# /etc/init.d/hald and hotplug

## wizardofos

Hi

I use hal, and wondered why HAL uses hotplug instead of hotplug-base. I don't see where's the need for hotplug?

Another thing: HAL has "depend hotplug" in it's initscripts, which is a bit of a nonsense, cause there isn't anything useful in /etc/init.d/hotplug (it's kind of a dummy).

greetings

fabian

----------

## Headrush

You're right, its a dummy file used for backward compatability needed for some packages and to maintain package dependencies.

Just leave it, it won't hurt anything.

----------

## wizardofos

Hm, but there are still two things:

1. Why does hald depend on hotplug instead of hotplug-base?

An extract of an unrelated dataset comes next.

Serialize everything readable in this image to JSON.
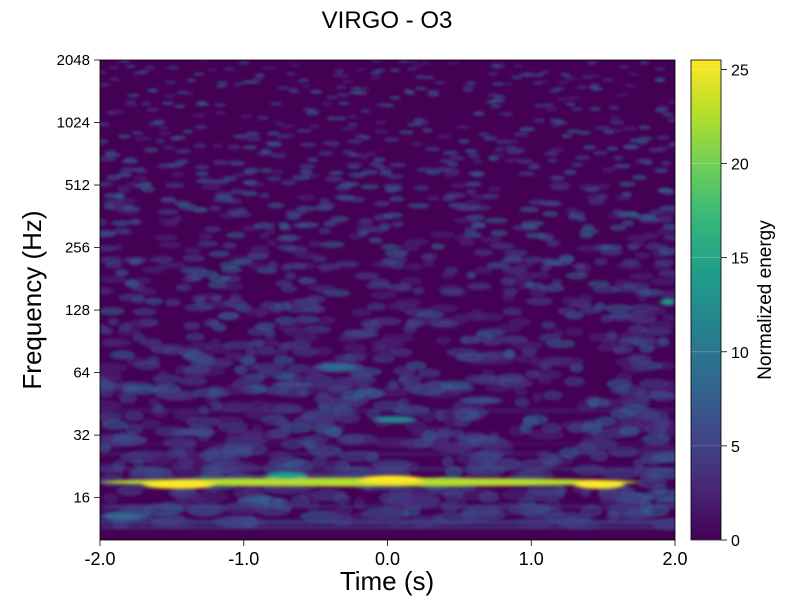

Does it need the scripts in /etc/hotplug

2. Why does /etc/init.d/hald depend on the nearly empty hotplug script?

fabian

----------

## Headrush

 *wizardofos wrote:*   

> Hm, but there are still two things:
> 
> 1. Why does hald depend on hotplug instead of hotplug-base? Does it need the scripts in /etc/hotplug
> 
> 2. Why does /etc/init.d/hald depend on the nearly empty hotplug script?
> ...

 

The hotplug package contains several configuration files for many usb devices, so it is still needed.

I believe it is those files that hald uses. 

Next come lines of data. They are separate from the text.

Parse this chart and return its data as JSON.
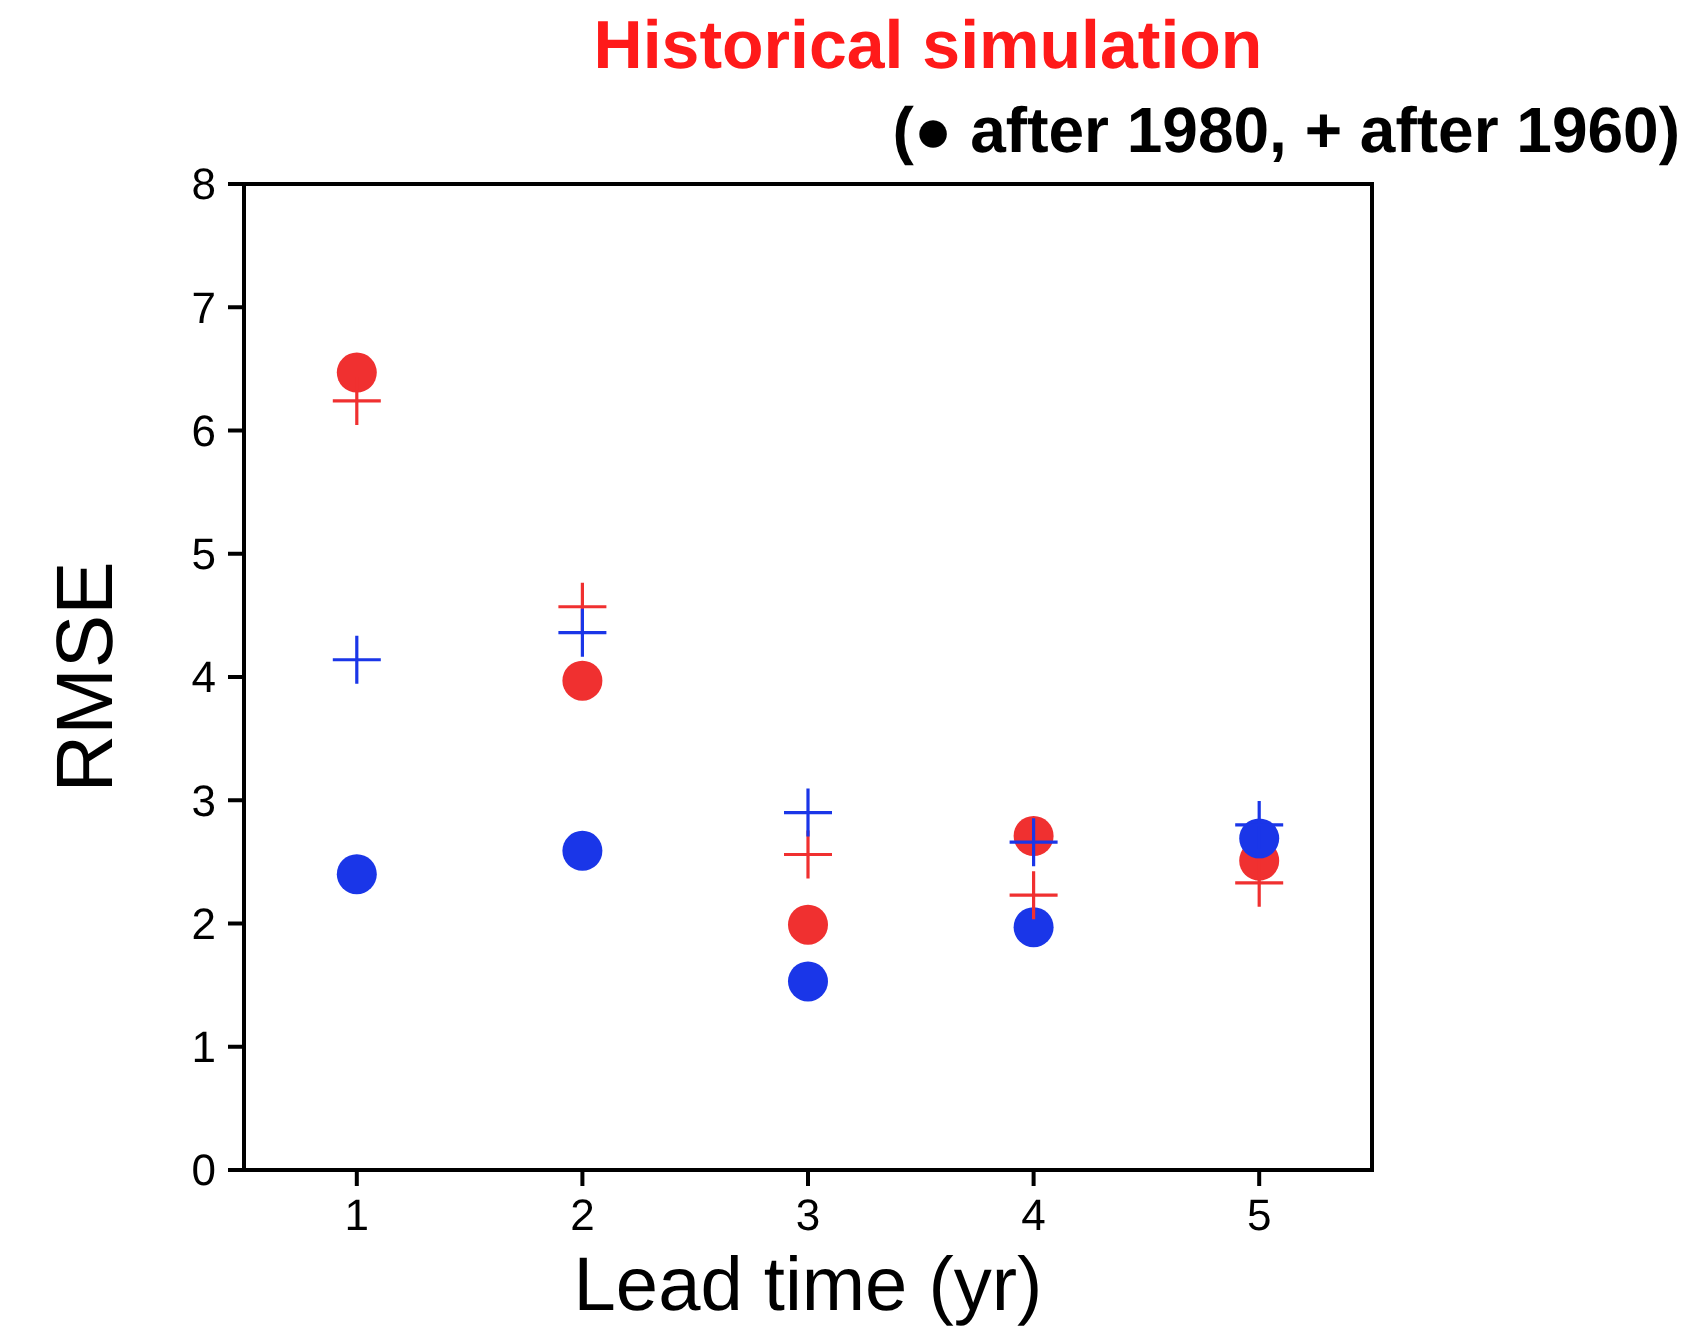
{
  "chart_data": {
    "type": "scatter",
    "title": "Historical simulation",
    "subtitle": "(● after 1980, + after 1960)",
    "xlabel": "Lead time (yr)",
    "ylabel": "RMSE",
    "x": [
      1,
      2,
      3,
      4,
      5
    ],
    "xlim": [
      0.5,
      5.5
    ],
    "xticks": [
      1,
      2,
      3,
      4,
      5
    ],
    "ylim": [
      0,
      8
    ],
    "yticks": [
      0,
      1,
      2,
      3,
      4,
      5,
      6,
      7,
      8
    ],
    "grid": false,
    "series": [
      {
        "color": "#f03030",
        "marker": "circle",
        "values": [
          6.47,
          3.97,
          1.99,
          2.71,
          2.51
        ]
      },
      {
        "color": "#1a36e8",
        "marker": "circle",
        "values": [
          2.4,
          2.59,
          1.53,
          1.97,
          2.69
        ]
      },
      {
        "color": "#f03030",
        "marker": "cross",
        "values": [
          6.24,
          4.57,
          2.56,
          2.23,
          2.33
        ]
      },
      {
        "color": "#1a36e8",
        "marker": "cross",
        "values": [
          4.14,
          4.36,
          2.9,
          2.66,
          2.8
        ]
      }
    ]
  }
}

The hotplug package requires hotplug-base, so it is probably easier to leave hotplug as dependency by other packages instead of hotplug-base. This way you get both. 

For a definitive answer, you would need to ask package maintainer Greg Kroah-Hartman.

----------

## wizardofos

OK thanks!

----------

## onlymee

Anybody find a definitive answer to this? 

A similar question has been raised again recently:

https://forums.gentoo.org/viewtopic-p-3433204.html#3433204

----------